Due to the upcoming reporting legislation, employers are beginning to embrace their responsibilities on addressing gender pay equality. Ruth Thomas looks at the broader reasons why organisations should make pay transparency a reality, and three key principles for doing so.
Advancing pay equality remains high on the political agenda here in the UK, the US and the rest of the developed world.
This month, the UK Government Equalities Office announced its follow up consultation to the July 2015 Closing the Gender Pay Gap consultation, inviting feedback on the proposed draft Regulations introducing mandatory gender pay gap reporting for private and voluntary sector employers in England, Scotland and Wales with at least 250 employees.
Subject to the approval of Parliament, legislation is now expected to come into force on 1 October 2016. This will affect around 11.3 million employees, representing 34% of the total UK workforce.
While pay equality is one of the reasons driving transparency, rather than simply doing the minimum to be compliant, employers should also consider the wider benefits of being perceived as fair and transparent.
How pay transparency has evolved
It was not that long ago that every pay review letter was ominously footed: “Details of your pay are strictly confidential and should only be discussed with your manager or else.”
Disclosure was a disciplinary offence and the secretive world of employee compensation was shrouded in mystery. The Equality Act 2010 changed that by outlawing pay secrecy.

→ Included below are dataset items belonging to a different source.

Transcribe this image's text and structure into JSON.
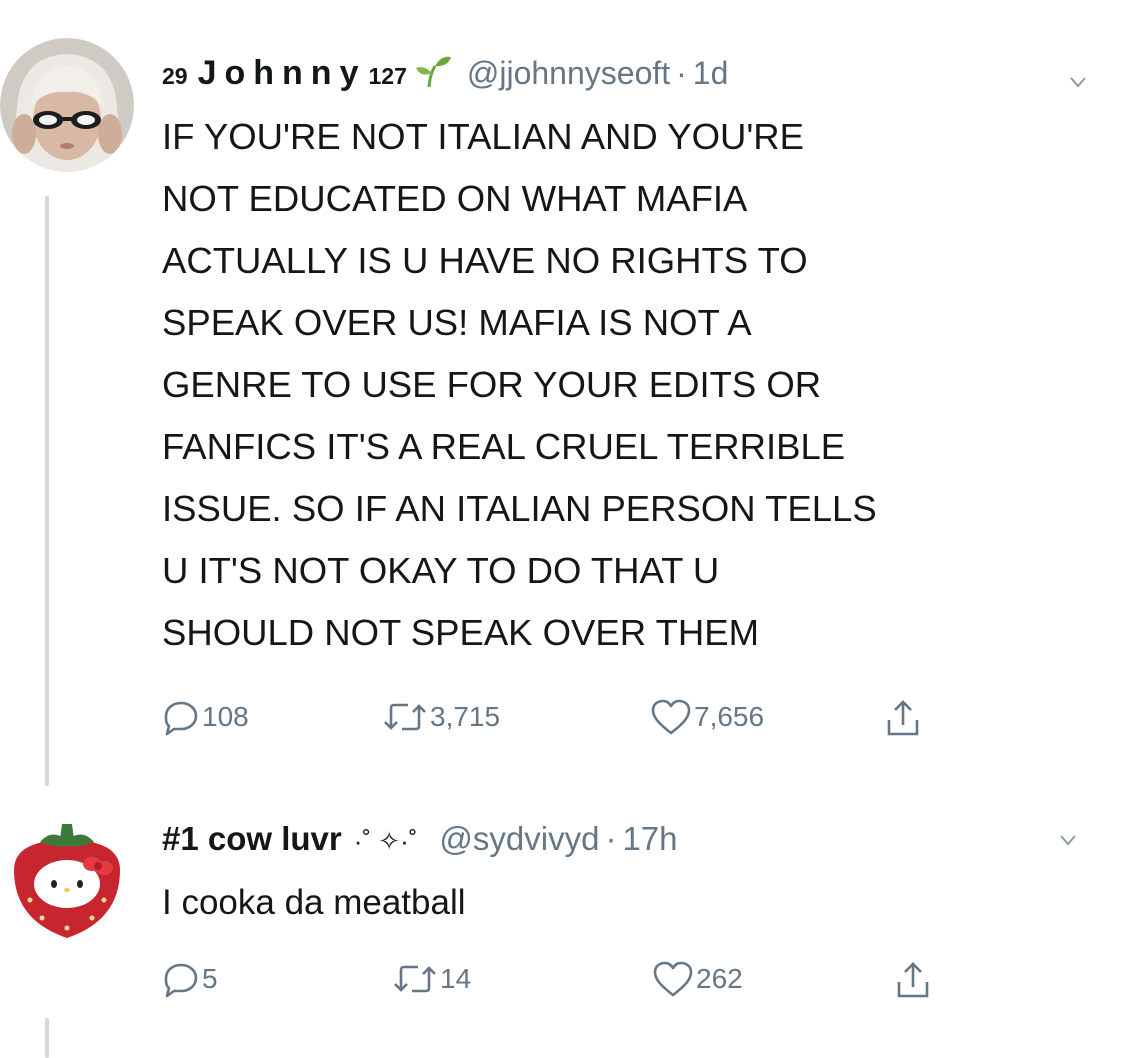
{
  "tweets": [
    {
      "name_prefix": "29",
      "display_name": "Johnny",
      "name_suffix": "127",
      "name_emoji": "seedling",
      "handle": "@jjohnnyseoft",
      "separator": "·",
      "time": "1d",
      "text_lines": [
        "IF YOU'RE NOT ITALIAN AND YOU'RE",
        "NOT EDUCATED ON WHAT MAFIA",
        "ACTUALLY IS U HAVE NO RIGHTS TO",
        "SPEAK OVER US! MAFIA IS NOT A",
        "GENRE TO USE FOR YOUR EDITS OR",
        "FANFICS IT'S A REAL CRUEL TERRIBLE",
        "ISSUE. SO IF AN ITALIAN PERSON TELLS",
        "U IT'S NOT OKAY TO DO THAT U",
        "SHOULD NOT SPEAK OVER THEM"
      ],
      "replies": "108",
      "retweets": "3,715",
      "likes": "7,656"
    },
    {
      "display_name": "#1 cow luvr",
      "name_decoration": "·˚ ✧·˚",
      "handle": "@sydvivyd",
      "separator": "·",
      "time": "17h",
      "text": "I cooka da meatball",
      "replies": "5",
      "retweets": "14",
      "likes": "262"
    }
  ],
  "colors": {
    "text": "#14171a",
    "secondary": "#657786",
    "thread_line": "#cfd9de",
    "seedling": "#6aa83b"
  }
}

Today, some companies are practicing complete pay transparency. One renowned advocate is Buffer, which two years ago made the salaries of its entire company public in an effort to provide full transparency for both its team and customers.
Their open salaries approach was updated in November 2015 (and, of course, published). Other start-ups have followed suit – one such company is Giant Swarm.
The UK recession had a corrosive impact on employee perceptions of reward fairness due to factors such as pay freezes and disclosures about banker’s and executive pay.
As reward professionals, we have had to work hard to regain employee trust in reward and improved communication has been critical. Employers have had to communicate more openly how limited budgets have been distributed relative to individual and business performance.
Another key outcome of the recession was increased governance of reward – legislation has emerged driven by financial sector regulators with the impact now being felt across all sectors.
The overriding theme here is greater transparency in how much people are being paid and how this is aligned to business results.
Other macro issues are driving pay transparency. You could conclude that pay transparency is inevitable in today’s age of information sharing, with platforms such as Glassdoor and Payscale becoming available.
That said, although many of us choose to share personal details in the public domain, there is still some personal sensitivity around sharing details on what we are paid. However, the ease of access to pay information is undoubtedly driving transparency.
Even more compelling is that employee expectations are driving this agenda. Millennials are disrupting the workplace (usually in a good way) and they are changing how organisations manage engagement and retention. If you want to retain employees in this group, honesty appears to be the way to go.
Pay transparency principles
There are three key principles underpinning pay transparency that employers need to consider if they are to increase employee engagement:
When considering employee engagement – and the impact of reward on employee retention – fairness is critical.
Research supports the theory that when an employee leaves an employer for reasons relating to pay, it is not over the absolute value but over the perception of whether or not they are paid fairly relative to their peers and the market.
A Harvard Business Review study in October 2015, based on a Payscale survey, revealed a gap in employee perception on how they are paid relative to market – 64% of those who were paid at market rate thought they earned less than that rate.
Other studies have shown that one of the top predictors of employee sentiments, including “satisfaction” and “intent to leave”, was a company’s ability to communicate clearly about compensation and relativity to the market.
Transparency breeds trust between employers and employees, and this extends to pay transparency. In fact, for millennial employees, trust and transparency are key.
Pay audits identifying pay differentials and, subsequently, addressing gaps will be high on the agenda for many employers this year. About time, if you think that the Equal Pay Act was passed in 1963 in the US and in 1970 in the UK.
We know some companies have already started allocating budgets to address pay differentials, and many are establishing an approach that will allow them to address (over time) the quantum of the challenge they are facing. It is indisputable that we all need to act now to address pay equity as greater challenges are coming.
Predictions indicate that the workplace will become even more diverse as digital technology transforms how we work.
We will see an ageless workforce with increased variability in working patterns, working socially and digitally, in multinational teams that collaborate globally. This will raise further challenges on pay equity.